Re: ethnographies

Cliff Sloane (cesloane@MAROON.TC.UMN.EDU)
Sun, 6 Nov 1994 19:34:23 -0600

On Sun, 6 Nov 1994, Tom Riley wrote:

> Now, if you are going to do an ethnography of a play, don't you have to be
> an actor who is in the play at the same time that you are trying to make
> some sense of the play, bith understanding it -in the sense of verstehen-
> and analyzing it? How can a spectator who is not participating do an
> ethnography- by definition?

Correct me if I'm wrong, but isn't this exactly what Milton Singer did in
Madras? Of course, it wasn't a "play" in the literary sense, but he made
a case for "cultural performance" that would serve as a reasonable model
for me.
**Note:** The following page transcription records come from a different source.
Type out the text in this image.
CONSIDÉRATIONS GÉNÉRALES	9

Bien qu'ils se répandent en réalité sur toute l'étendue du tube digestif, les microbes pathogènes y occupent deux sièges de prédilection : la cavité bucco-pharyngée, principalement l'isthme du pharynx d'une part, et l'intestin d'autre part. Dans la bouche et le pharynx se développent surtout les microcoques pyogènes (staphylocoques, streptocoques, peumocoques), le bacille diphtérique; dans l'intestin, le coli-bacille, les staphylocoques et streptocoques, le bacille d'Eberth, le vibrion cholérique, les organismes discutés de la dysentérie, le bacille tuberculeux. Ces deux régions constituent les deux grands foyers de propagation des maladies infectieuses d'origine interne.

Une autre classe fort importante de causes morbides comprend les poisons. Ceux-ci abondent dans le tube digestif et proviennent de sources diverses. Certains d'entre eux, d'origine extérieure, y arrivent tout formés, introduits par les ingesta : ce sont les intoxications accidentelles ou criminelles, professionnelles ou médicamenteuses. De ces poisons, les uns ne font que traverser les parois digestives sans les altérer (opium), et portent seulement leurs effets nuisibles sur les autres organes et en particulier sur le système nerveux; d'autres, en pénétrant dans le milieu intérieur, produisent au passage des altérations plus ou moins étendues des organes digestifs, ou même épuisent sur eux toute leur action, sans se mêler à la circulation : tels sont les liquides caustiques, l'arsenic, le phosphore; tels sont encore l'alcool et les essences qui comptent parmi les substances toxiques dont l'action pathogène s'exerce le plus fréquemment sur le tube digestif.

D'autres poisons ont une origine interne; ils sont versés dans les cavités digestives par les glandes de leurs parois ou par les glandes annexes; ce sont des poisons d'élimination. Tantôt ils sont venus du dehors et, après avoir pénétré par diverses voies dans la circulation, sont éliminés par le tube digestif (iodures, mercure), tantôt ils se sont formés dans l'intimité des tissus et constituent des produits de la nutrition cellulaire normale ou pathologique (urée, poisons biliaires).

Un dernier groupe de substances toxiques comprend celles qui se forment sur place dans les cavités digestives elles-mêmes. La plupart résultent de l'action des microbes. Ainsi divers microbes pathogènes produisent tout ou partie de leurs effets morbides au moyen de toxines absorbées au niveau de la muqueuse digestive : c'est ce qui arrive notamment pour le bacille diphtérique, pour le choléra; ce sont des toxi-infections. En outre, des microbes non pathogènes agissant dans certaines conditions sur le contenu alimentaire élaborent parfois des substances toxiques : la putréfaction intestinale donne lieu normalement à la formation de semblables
I have read and written about other forms of such production
(i.e., an ethnography of concert promotion, the performance interactions
in concert settings, etc.) to be convinced that an ethnography of
"plays" would never stop at the written text. That's what the Comparative
Lit folks do. There is a sociological path to having a play published;
another path to having a play produced; and myriad social relationships
leading to Opening Night. This alone seems ethnographically rich, not to
mention any "performative" or otherwise analyses.

I would recommend holding off on skepticism, at least for now.